Evaluating machine translation systems and their employed methods and techniques has a long and controversal history, and was debated continuously and very intensely over the past 60+ years. Mainly centred around the volatile concept of the delivered (translation output) quality and associated metrics, resulting in terms such as "good enough" (for a particular purpose) till "high quality" (compared with human translation) within mainly two application scenarios which distinguish in-bound, i.e. enterprise internal use, and out-bound, i.e. enterprise external use, deployment, consensus has not been reached yet on how to effectively and efficiently rate and rank translation automation systems.
Today, mainstream systems employ complex mathematical computations to "predict" possible translation results. Prominent examples of these systems are Google Translate and Microsoft's Bing Translator, and many other systems employed by large and small Language Service Providers are founded on the open source MOSES platform. The underlying mathematical models of all these systems are based on identifying various types of correlations between huge amounts of mono-, bi- and multi-lingual data as indicators of highly probable (language) expression substitutions. These statistical models are the so-called language and translation models.

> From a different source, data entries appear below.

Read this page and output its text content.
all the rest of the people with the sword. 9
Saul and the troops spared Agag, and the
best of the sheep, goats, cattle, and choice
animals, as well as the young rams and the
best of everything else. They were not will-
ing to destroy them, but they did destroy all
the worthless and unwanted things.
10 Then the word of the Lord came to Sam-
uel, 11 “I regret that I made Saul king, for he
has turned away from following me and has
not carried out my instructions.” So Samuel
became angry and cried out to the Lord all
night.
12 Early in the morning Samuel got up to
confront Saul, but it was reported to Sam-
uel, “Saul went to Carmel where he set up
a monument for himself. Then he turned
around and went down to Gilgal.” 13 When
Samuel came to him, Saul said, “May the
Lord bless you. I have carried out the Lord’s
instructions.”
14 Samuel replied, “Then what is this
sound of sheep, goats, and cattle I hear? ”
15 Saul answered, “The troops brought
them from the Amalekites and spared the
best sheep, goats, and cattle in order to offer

Applying these systems means that there has been a shift from causal analysis of language translation by exact and clean (linguistic) building rules (the why) to the (statistical) searching for patterns and correlations (the what) in very large data sets.

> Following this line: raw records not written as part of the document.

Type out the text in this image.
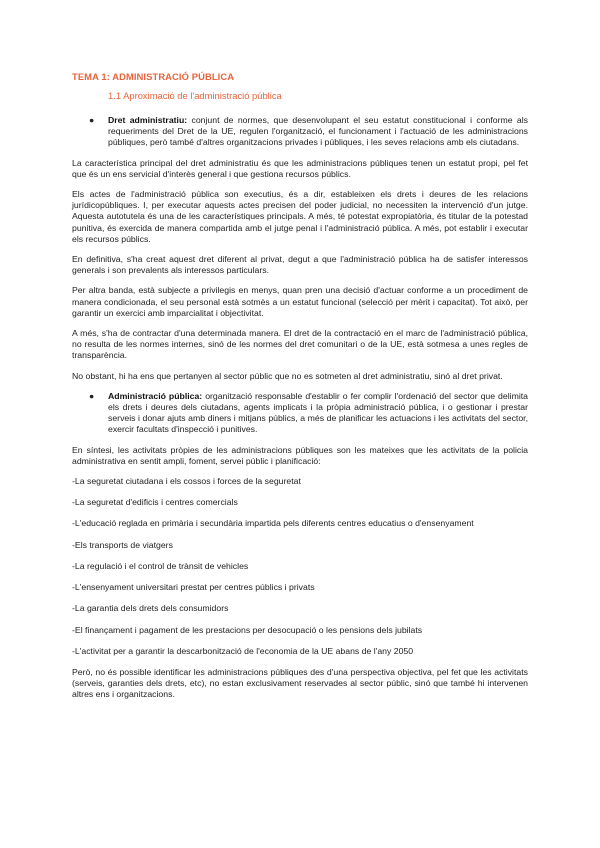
TEMA 1: ADMINISTRACIÓ PÚBLICA
1.1 Aproximació de l'administració pública
● Dret administratiu: conjunt de normes, que desenvolupant el seu estatut constitucional i conforme als requeriments del Dret de la UE, regulen l'organització, el funcionament i l'actuació de les administracions públiques, però també d'altres organitzacions privades i públiques, i les seves relacions amb els ciutadans.

La característica principal del dret administratiu és que les administracions públiques tenen un estatut propi, pel fet que és un ens servicial d'interès general i que gestiona recursos públics.

Els actes de l'administració pública son executius, és a dir, estableixen els drets i deures de les relacions jurídicopúbliques. I, per executar aquests actes precisen del poder judicial, no necessiten la intervenció d'un jutge. Aquesta autotutela és una de les característiques principals. A més, té potestat expropiatòria, és titular de la potestad punitiva, és exercida de manera compartida amb el jutge penal i l'administració pública. A més, pot establir i executar els recursos públics.

En definitiva, s'ha creat aquest dret diferent al privat, degut a que l'administració pública ha de satisfer interessos generals i son prevalents als interessos particulars.

Per altra banda, està subjecte a privilegis en menys, quan pren una decisió d'actuar conforme a un procediment de manera condicionada, el seu personal està sotmès a un estatut funcional (selecció per mèrit i capacitat). Tot això, per garantir un exercici amb imparcialitat i objectivitat.

A més, s'ha de contractar d'una determinada manera. El dret de la contractació en el marc de l'administració pública, no resulta de les normes internes, sinó de les normes del dret comunitari o de la UE, està sotmesa a unes regles de transparència.

No obstant, hi ha ens que pertanyen al sector públic que no es sotmeten al dret administratiu, sinó al dret privat.

● Administració pública: organització responsable d'establir o fer complir l'ordenació del sector que delimita els drets i deures dels ciutadans, agents implicats i la pròpia administració pública, i o gestionar i prestar serveis i donar ajuts amb diners i mitjans públics, a més de planificar les actuacions i les activitats del sector, exercir facultats d'inspecció i punitives.

En síntesi, les activitats pròpies de les administracions públiques son les mateixes que les activitats de la policia administrativa en sentit ampli, foment, servei públic i planificació:

-La seguretat ciutadana i els cossos i forces de la seguretat

-La seguretat d'edificis i centres comercials

-L'educació reglada en primària i secundària impartida pels diferents centres educatius o d'ensenyament

-Els transports de viatgers

-La regulació i el control de trànsit de vehicles

-L'ensenyament universitari prestat per centres públics i privats

-La garantia dels drets dels consumidors

-El finançament i pagament de les prestacions per desocupació o les pensions dels jubilats

-L'activitat per a garantir la descarbonització de l'economia de la UE abans de l'any 2050

Però, no és possible identificar les administracions públiques des d'una perspectiva objectiva, pel fet que les activitats (serveis, garanties dels drets, etc), no estan exclusivament reservades al sector públic, sinó que també hi intervenen altres ens i organitzacions.
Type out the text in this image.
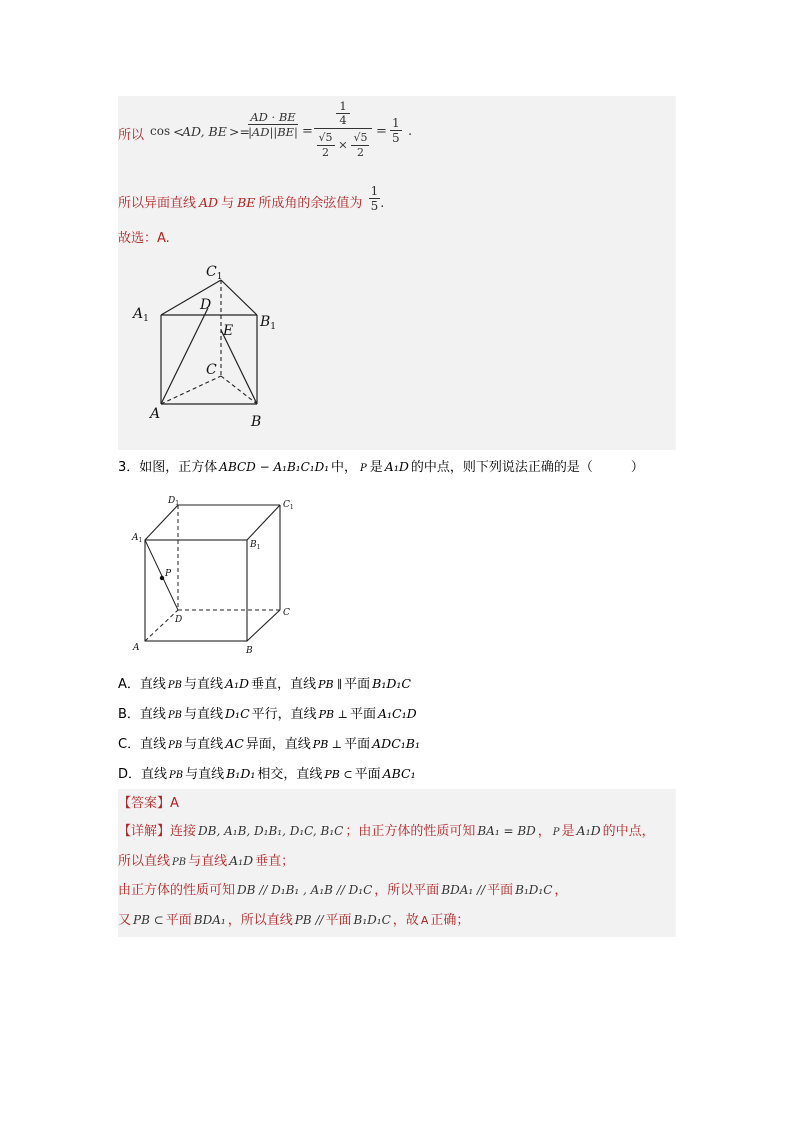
所以 cos <
AD, BE >=
$\frac{AD \cdot BE}{|AD||BE|}$ =
1
4
$\frac{√5}{2} \times \frac{√5}{2} = \frac{1}{5}$ .
所以异面直线 AD 与 BE 所成角的余弦值为 $\frac{1}{5}$ .
故选：A.
$C_1$
$A_1$	$B_1$
D
E
C
A	B
3．如图，正方体 ABCD − A₁B₁C₁D₁ 中， P 是 A₁D 的中点，则下列说法正确的是（	）
$D_1$	$C_1$
$A_1$	$B_1$
P
D
C
A	B
A．直线 PB 与直线 A₁D 垂直，直线 PB ∥ 平面 B₁D₁C
B．直线 PB 与直线 D₁C 平行，直线 PB ⊥ 平面 A₁C₁D
C．直线 PB 与直线 AC 异面，直线 PB ⊥ 平面 ADC₁B₁
D．直线 PB 与直线 B₁D₁ 相交，直线 PB ⊂ 平面 ABC₁
【答案】A
【详解】连接 DB, A₁B, D₁B₁, D₁C, B₁C ；由正方体的性质可知 BA₁ = BD ， P 是 A₁D 的中点，
所以直线 PB 与直线 A₁D 垂直；
由正方体的性质可知 DB // D₁B₁ , A₁B // D₁C ，所以平面 BDA₁ // 平面 B₁D₁C ，
又 PB ⊂ 平面 BDA₁ ，所以直线 PB // 平面 B₁D₁C ，故 A 正确；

Although statistical systems have a very large economic impact because of their reduced costs in terms of development time and consumed resources, systems of the former type, the so-called rule-based systems, are still in use, such as Systran and Lucy LT, and some of these systems are even partly extended to also account for the statistical approach, misleadingly termed "hybrid systems."
Currently, the European Commission as an inherently multi-lingual institution and an early adopter of automated translation systems (dating back to 1970s) is in the process of developing their own statistical machine translation system to cover the ever increasing number of language pairs of the European Union. They have decided to follow the statistical approach because of its extensibility and cost-effectiveness as well as its maintainability over a system's entire lifecycle.
In this proseminar, we will shed light on the evaluation of automated translation from the user, system and quality perspectives with a specific emphasis on the challenges for translators surrounded by different kinds of technologies from translation memories to post-editing output that has been generated by statistical predictions. You will also learn how to live and work in interdisciplinary global team environments within our hyper-connected world.